Il sindaco, Pinuccio Tarantini, il dirigente dell’Ufficio tecnico, Giuseppe Affatato, il comandante della Polizia municipale, Antonio Modugno, ed il rappresentante legale dell’impresa aggiudicataria, il cui nome in questo momento non è meglio precisato, sono stati interessati da una «informazione di prosecuzione delle indagini» in merito al servizio triennale “global service” di manutenzione ordinaria e straordinaria delle strade urbane.
Tecnicamente parlando, il 12 febbraio 2008 l’amministrazione comunale aveva emanato il «bando di gara di procedura aperta relativo all’appalto triennale dei lavori di manutenzione straordinaria e manutenzione ed installazione della segnaletica stradale (orizzontale e verticale) delle strade comunali interne (cosiddetto “global service”)». L’11 marzo avvenne l’assegnazione all’associazione temporanea d’imprese Ciro Menotti (di Ravenna) e Aristea (di Ferrara).
Il “Consorzio nazionale cooperative di prod uzione e lavoro Ciro Menotti” S.c.p.a. vanta a sua volta una serie di imprese associate su tutto il territorio italiano e quindi, nel caso di specie, ha delegato l’esecuzione dei lavori alla società cooperativa Cmp, con sede alla via Puccini 19/C, a Barletta, che è anche sede dell’impresa edile di Cosimo Damiano Manna.
Al servizio fu destinata una somma iniziale di 785mila euro, successivamente incrementata con ulteriori poste di bilancio. Il servizio, però, ha vissuto di alti e bassi e, da un certo punto in poi, è stato oggetto di una serie di contestazioni da parte dell’Ufficio tecnico che, unitamente alle critiche diffuse espresse dal mondo politico in maniera bipartisan, sindaco compreso, hanno indotto l’amministrazione a non rinnovare il progetto “global service”.

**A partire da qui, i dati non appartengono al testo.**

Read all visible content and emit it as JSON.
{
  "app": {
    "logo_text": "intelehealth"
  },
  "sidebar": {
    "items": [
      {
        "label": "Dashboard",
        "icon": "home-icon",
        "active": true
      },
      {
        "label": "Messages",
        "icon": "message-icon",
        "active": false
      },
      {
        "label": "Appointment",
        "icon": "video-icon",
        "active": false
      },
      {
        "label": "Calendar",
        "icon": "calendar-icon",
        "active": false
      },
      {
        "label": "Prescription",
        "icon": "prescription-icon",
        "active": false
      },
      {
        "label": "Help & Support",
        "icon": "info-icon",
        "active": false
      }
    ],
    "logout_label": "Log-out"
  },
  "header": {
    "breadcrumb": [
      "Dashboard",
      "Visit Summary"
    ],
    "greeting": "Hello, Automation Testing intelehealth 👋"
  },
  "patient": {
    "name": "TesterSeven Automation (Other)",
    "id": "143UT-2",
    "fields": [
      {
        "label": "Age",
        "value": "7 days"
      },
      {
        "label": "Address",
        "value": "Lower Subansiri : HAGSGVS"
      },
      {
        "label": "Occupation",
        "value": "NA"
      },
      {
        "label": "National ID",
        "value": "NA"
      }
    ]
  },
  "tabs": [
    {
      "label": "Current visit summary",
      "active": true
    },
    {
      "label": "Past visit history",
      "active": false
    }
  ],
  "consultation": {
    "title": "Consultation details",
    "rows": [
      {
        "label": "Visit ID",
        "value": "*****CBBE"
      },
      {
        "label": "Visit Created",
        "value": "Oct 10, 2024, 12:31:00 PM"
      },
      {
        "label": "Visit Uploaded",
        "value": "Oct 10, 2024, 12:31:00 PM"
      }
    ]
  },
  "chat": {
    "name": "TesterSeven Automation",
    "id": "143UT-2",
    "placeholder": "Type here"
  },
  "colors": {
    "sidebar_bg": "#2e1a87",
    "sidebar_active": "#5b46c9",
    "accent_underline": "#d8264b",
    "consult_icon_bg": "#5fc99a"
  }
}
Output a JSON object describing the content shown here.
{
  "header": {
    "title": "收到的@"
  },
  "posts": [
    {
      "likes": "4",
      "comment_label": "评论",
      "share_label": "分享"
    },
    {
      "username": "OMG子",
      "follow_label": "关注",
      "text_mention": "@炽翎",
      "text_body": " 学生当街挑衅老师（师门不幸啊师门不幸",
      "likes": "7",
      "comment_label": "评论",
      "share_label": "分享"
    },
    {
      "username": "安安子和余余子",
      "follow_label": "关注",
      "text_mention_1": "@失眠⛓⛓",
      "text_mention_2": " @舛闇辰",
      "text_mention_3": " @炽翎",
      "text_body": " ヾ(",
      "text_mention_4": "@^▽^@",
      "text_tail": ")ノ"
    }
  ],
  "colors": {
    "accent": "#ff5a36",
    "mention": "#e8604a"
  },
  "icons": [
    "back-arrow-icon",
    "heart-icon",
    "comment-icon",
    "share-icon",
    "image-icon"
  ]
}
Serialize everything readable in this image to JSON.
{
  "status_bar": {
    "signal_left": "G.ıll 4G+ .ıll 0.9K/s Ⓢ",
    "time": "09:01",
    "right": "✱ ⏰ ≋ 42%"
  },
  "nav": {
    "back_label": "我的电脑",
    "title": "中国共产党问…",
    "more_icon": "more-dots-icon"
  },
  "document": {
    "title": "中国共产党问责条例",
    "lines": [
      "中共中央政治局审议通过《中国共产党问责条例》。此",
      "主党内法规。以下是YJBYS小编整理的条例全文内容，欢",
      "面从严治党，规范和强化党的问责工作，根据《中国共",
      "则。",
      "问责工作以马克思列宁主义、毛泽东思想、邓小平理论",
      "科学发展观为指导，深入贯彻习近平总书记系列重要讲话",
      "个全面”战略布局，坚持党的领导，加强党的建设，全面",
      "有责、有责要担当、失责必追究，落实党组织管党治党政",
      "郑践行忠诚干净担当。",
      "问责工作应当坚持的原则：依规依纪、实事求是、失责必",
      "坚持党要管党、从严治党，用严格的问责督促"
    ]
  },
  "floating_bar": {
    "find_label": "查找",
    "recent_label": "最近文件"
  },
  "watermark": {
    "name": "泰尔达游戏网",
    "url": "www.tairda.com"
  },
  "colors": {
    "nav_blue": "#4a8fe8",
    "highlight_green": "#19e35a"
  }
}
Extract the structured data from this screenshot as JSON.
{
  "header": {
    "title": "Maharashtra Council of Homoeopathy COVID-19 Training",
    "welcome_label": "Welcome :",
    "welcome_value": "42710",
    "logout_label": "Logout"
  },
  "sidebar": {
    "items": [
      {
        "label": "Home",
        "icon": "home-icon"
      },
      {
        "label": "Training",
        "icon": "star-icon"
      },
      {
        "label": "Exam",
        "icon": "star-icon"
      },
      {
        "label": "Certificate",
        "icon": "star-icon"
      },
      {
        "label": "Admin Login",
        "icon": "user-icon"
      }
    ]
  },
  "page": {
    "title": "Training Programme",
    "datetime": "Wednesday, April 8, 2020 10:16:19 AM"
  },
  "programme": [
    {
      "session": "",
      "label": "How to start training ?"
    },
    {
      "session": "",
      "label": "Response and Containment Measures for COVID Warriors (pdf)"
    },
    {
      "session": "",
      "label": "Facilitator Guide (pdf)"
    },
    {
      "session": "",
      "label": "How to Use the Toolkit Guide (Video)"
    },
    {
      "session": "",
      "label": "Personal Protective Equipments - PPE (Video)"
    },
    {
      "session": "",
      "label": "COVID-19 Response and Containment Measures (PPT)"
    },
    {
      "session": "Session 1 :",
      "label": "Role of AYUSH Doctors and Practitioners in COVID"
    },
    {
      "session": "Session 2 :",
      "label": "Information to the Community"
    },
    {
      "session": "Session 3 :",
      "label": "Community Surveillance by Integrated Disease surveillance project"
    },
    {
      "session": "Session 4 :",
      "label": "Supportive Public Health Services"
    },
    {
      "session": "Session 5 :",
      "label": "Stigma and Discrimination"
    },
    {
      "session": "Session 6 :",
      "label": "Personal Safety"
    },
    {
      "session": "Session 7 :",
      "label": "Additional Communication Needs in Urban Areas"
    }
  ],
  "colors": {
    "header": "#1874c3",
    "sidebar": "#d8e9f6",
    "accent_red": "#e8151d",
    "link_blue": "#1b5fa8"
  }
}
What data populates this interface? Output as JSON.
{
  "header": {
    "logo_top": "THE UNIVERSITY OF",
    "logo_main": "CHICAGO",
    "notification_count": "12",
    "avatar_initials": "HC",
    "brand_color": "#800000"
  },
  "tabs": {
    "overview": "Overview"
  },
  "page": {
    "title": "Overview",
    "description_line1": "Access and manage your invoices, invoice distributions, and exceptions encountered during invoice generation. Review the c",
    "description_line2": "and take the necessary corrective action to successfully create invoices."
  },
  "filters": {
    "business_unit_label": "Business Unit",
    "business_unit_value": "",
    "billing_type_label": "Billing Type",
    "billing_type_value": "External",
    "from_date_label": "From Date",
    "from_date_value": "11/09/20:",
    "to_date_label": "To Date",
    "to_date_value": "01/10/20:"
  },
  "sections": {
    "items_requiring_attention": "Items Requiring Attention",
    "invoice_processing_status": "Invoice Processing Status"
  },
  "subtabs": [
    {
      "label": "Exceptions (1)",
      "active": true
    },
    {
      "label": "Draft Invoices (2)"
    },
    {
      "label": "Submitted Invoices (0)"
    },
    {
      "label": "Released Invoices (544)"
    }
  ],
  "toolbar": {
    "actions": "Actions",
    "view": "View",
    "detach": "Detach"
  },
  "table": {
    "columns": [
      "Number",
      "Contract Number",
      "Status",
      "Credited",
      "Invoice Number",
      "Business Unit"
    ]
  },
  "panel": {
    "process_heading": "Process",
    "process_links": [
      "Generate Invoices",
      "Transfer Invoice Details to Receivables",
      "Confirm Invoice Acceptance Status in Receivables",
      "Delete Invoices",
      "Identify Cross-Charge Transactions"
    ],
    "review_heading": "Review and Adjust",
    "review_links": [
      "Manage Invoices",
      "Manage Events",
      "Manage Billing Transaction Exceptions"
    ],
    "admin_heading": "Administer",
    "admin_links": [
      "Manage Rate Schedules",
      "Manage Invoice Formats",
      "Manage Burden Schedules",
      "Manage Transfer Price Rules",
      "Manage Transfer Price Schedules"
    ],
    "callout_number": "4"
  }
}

Peraltro, non è ancora ben noto il contenuto dell’indagine, che potrebbe riguardare l’aggiudicazione dell’appalto, ovvero le modalità con cui il servizio si è svolto. A quanto s’è appreso, gli indagati sono stati semplicemente informati della prosecuzione dell’inchiesta in merito, segno che il sostituto procuratore titolare del fascicolo, Michele Ruggiero, sta ancora vagliando una serie di documenti ed informazioni e, quindi, ha comunicato agli interessati di avere ancora bisogno di tempo prima di concludere le indagini.
Anche e soprattutto in considerazione di questo aspetto, gli indagati hanno espresso tutti massima fiducia nell’operato della magistratura, dichiarandosi sereni.